I have attempted to go to the Louvre once so far and it wasn’t super successful. I got in for free, so I decided to get an audio tour. The audio tour was helpful… when I could get it to recognize what room I was in. I think my device might have been a little buggy because it kept automatically speaking about works of art that I was definitely not standing in front of. Anyways, I made it through the sculptures, ancient civilization artifacts, and the history of the Louvre in an hour and a half. So basically about a third of the museum. This was partly because I was already exhausted from the rest of the day, and after an hour and a half everything started blending together and I couldn’t focus enough on each individual piece of art. I look forward to going back to see the rest, maybe on a rainy day.

Musée d’Orsay

The Musée d’Orsay has been my favorite museum so far. I think that I really enjoy paintings from impressionism and realism, and most of the artists that I’ve studied in school (either in an art history class in high school or in a couple history classes at UNC) are French, so this museum had a lot of familiar names for me. Because the museum used to be a train station, you can climb up to the top floor and take a photo of the entire museum (see below). It was beautiful! I loved how the museum was split up into smaller rooms because it allowed me to focus more on what I was looking at.

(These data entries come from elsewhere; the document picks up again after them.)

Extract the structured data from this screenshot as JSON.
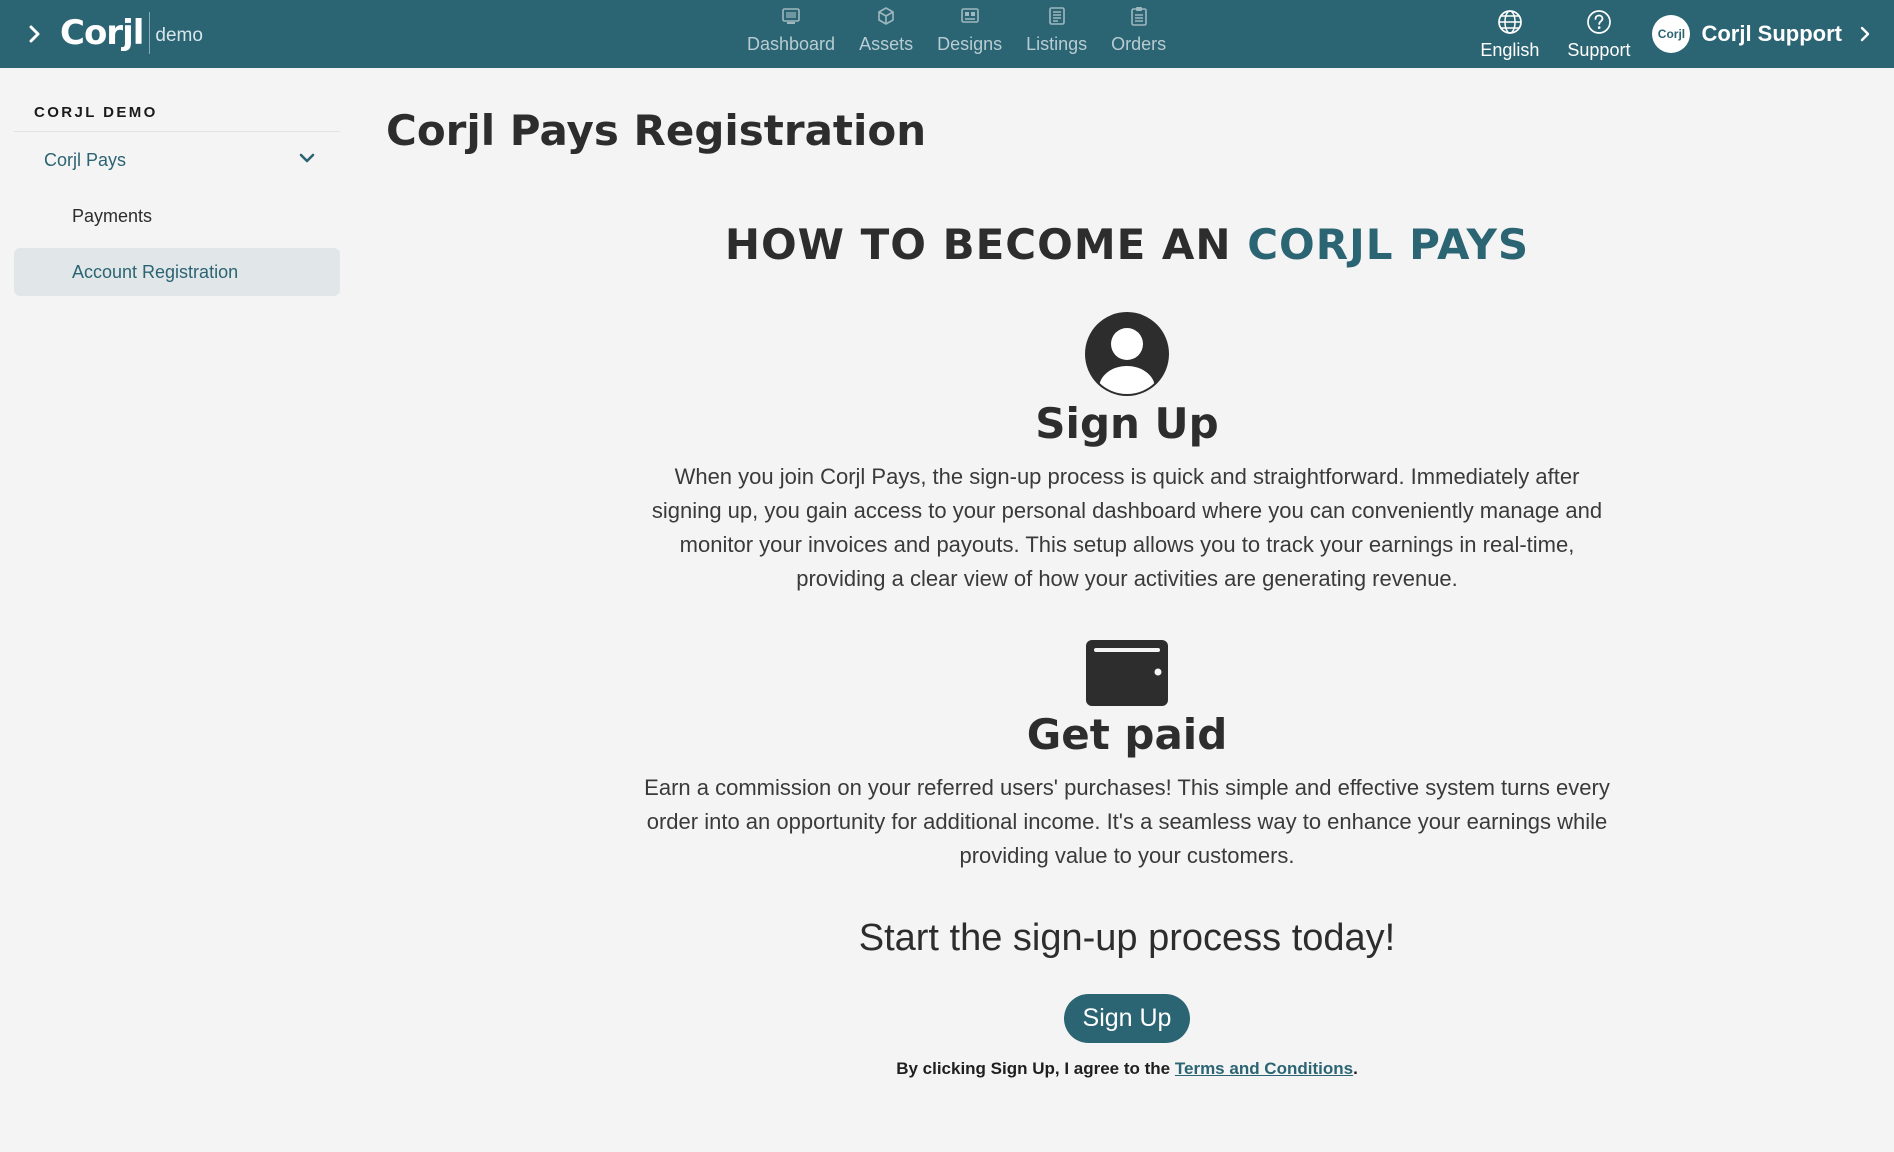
{
  "header": {
    "logo": "Corjl",
    "logo_sub": "demo",
    "nav": [
      {
        "label": "Dashboard",
        "icon": "dashboard-icon"
      },
      {
        "label": "Assets",
        "icon": "cube-icon"
      },
      {
        "label": "Designs",
        "icon": "designs-icon"
      },
      {
        "label": "Listings",
        "icon": "list-icon"
      },
      {
        "label": "Orders",
        "icon": "clipboard-icon"
      }
    ],
    "language_label": "English",
    "support_label": "Support",
    "account_avatar_text": "Corjl",
    "account_name": "Corjl Support"
  },
  "sidebar": {
    "title": "CORJL DEMO",
    "items": [
      {
        "label": "Corjl Pays"
      },
      {
        "label": "Payments"
      },
      {
        "label": "Account Registration"
      }
    ]
  },
  "main": {
    "page_title": "Corjl Pays Registration",
    "hero_prefix": "HOW TO BECOME AN",
    "hero_accent": "CORJL PAYS",
    "steps": [
      {
        "title": "Sign Up",
        "icon": "user-circle-icon",
        "text": "When you join Corjl Pays, the sign-up process is quick and straightforward. Immediately after signing up, you gain access to your personal dashboard where you can conveniently manage and monitor your invoices and payouts. This setup allows you to track your earnings in real-time, providing a clear view of how your activities are generating revenue."
      },
      {
        "title": "Get paid",
        "icon": "wallet-icon",
        "text": "Earn a commission on your referred users' purchases! This simple and effective system turns every order into an opportunity for additional income. It's a seamless way to enhance your earnings while providing value to your customers."
      }
    ],
    "cta": "Start the sign-up process today!",
    "signup_button": "Sign Up",
    "agree_prefix": "By clicking Sign Up, I agree to the",
    "terms_link": "Terms and Conditions",
    "agree_suffix": "."
  },
  "colors": {
    "brand": "#2b6473",
    "background": "#f4f4f4",
    "text": "#2d2d2d"
  }
}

I find that some museums can be overwhelming because there are too many works of ark in one space, and at that point I don’t end up really looking at any of the paintings because I don’t know where to look first. There was one room that had photographs of people who were dead/dying, and it was a really shocking/bizarre thing that I had never seen before. The top floor had many famous paintings that were so cool to see in person. Sisley, Renoir, and Degas were some of my favorite artists whose work was featured at the Musée d’Orsay.


Paris 1900

In our UNC class, we have been studying Les Années Folles (aka the Roaring 20’s in Paris) and La Belle Epoque (1870’s-WW1). Perfect timing, because at Le Petit Palais, there was an exposition called Paris 1900! There were posters from the World Fair 1900, many works of art depicting women and how their image/role in society changed during this time, and more. We also were assigned the movie Midnight in Paris, which helped us to see how these two time periods have become romanticized and seen as a really beautiful time of celebrating life between wartimes.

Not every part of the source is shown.